Im Einsatz konnte ich mich schrittweise immer mehr mit verschiedenen Schweißgeräten auseinandersetzen, zum Beispiel mit einer Impulsschweißmaschine oder Schweißmaschinen die mit Arcforce ausgestattet sind.

Weil die Auftragslage in ihrem Einsatzbetrieb zurückging haben wir Sie danach bei einem anderen Kunden eingesetzt.

Das war ein Unternehmen für Metallbautechnik. Hier standen kleinere Projekte im Vordergrund, wie zum Beispiel Rekonstruktionen von denkmalgeschützten Gebäuden oder auch die Installation von Schließ- und Brandmeldeanlagen. Ich habe mich dort sofort sehr wohl gefühlt.

Inzwischen sind Sie zu diesem Kunden in direktes Arbeitsverhältnis gewechselt. Wie kam es zu dem Wechsel?

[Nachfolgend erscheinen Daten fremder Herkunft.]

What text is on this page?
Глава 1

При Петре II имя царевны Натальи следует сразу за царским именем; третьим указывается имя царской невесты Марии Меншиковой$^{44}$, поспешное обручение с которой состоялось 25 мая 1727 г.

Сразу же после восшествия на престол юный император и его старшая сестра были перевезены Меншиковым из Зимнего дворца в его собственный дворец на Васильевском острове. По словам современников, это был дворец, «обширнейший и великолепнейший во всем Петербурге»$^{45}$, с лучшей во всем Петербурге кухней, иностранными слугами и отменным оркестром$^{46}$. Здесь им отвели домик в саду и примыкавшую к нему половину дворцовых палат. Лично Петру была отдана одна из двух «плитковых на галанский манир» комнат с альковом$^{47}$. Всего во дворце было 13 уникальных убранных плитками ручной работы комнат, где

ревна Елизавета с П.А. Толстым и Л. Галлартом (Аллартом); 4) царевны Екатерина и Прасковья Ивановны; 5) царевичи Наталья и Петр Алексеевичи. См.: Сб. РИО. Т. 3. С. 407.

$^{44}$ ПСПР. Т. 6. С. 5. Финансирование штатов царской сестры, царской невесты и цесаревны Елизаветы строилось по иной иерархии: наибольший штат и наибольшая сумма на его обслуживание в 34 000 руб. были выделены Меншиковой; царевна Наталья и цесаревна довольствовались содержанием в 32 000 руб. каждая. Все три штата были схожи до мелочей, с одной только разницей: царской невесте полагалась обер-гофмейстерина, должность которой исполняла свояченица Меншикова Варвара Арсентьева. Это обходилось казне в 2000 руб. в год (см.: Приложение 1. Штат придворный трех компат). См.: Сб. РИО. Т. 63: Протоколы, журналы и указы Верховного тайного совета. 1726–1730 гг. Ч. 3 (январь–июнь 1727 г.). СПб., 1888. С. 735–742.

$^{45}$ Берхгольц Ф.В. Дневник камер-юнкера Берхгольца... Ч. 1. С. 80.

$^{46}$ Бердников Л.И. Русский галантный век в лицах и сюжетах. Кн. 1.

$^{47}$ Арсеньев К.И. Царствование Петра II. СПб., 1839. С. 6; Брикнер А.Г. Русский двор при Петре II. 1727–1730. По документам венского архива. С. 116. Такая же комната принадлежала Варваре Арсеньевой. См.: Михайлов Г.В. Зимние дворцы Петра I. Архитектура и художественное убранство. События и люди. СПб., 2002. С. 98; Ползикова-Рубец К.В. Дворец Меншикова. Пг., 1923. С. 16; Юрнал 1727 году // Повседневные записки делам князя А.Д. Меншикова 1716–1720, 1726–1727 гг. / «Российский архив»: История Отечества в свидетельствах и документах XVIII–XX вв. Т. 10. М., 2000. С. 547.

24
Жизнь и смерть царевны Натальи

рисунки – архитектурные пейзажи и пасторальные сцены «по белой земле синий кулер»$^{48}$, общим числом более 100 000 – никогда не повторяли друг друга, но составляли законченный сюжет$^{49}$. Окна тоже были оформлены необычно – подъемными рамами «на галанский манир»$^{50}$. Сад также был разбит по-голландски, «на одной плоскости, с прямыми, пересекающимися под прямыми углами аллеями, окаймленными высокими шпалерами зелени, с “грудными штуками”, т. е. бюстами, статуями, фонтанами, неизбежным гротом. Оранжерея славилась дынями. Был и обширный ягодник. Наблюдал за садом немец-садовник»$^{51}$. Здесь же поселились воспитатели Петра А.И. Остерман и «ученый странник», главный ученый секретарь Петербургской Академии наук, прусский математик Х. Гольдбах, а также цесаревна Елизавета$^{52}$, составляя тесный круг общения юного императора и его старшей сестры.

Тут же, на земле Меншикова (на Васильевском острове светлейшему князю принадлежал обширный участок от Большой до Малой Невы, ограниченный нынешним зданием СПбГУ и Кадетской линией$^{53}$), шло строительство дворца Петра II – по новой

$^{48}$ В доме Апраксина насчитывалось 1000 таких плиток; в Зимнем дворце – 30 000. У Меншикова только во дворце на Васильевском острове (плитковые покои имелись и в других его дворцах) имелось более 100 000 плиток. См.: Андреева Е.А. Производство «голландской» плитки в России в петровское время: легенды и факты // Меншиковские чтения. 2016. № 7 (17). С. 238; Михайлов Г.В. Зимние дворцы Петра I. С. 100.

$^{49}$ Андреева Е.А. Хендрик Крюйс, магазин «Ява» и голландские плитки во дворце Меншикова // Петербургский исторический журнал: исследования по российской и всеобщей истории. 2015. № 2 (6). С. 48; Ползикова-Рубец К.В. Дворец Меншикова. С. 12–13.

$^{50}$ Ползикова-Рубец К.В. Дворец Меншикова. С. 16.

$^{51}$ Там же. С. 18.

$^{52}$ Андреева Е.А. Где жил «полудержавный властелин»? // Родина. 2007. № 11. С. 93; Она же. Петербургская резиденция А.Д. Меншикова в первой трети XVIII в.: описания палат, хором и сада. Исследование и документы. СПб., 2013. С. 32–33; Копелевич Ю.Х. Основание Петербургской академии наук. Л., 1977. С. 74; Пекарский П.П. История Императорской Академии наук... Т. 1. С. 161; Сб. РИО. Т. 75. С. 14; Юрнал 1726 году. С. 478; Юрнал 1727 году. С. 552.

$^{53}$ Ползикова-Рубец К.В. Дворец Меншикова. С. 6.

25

Ich will mich immer weiterqualifizieren. Extra hat mir dabei schon sehr geholfen. Das war und ist mein Antrieb, denn ich habe schon den Anspruch, eine gute Karriere zu machen. Bei meinem jetzigen Arbeitgeber ist es mir zusätzlich möglich, mich zum Hochbautechniker weiterzuqualifizieren. Das ist zwar eine Menge Stoff, aber ich bin ja nicht auf den Kopf gefallen.

Wir wünschen Ihnen viel Erfolg auf Ihrem weiteren Weg. Bleiben Sie uns gewogen!

Aber sicher. Ich habe ja auch einem Freund von mir das Extra Team Technik empfohlen. Inzwischen arbeitet er dort auch schon als Schlosser.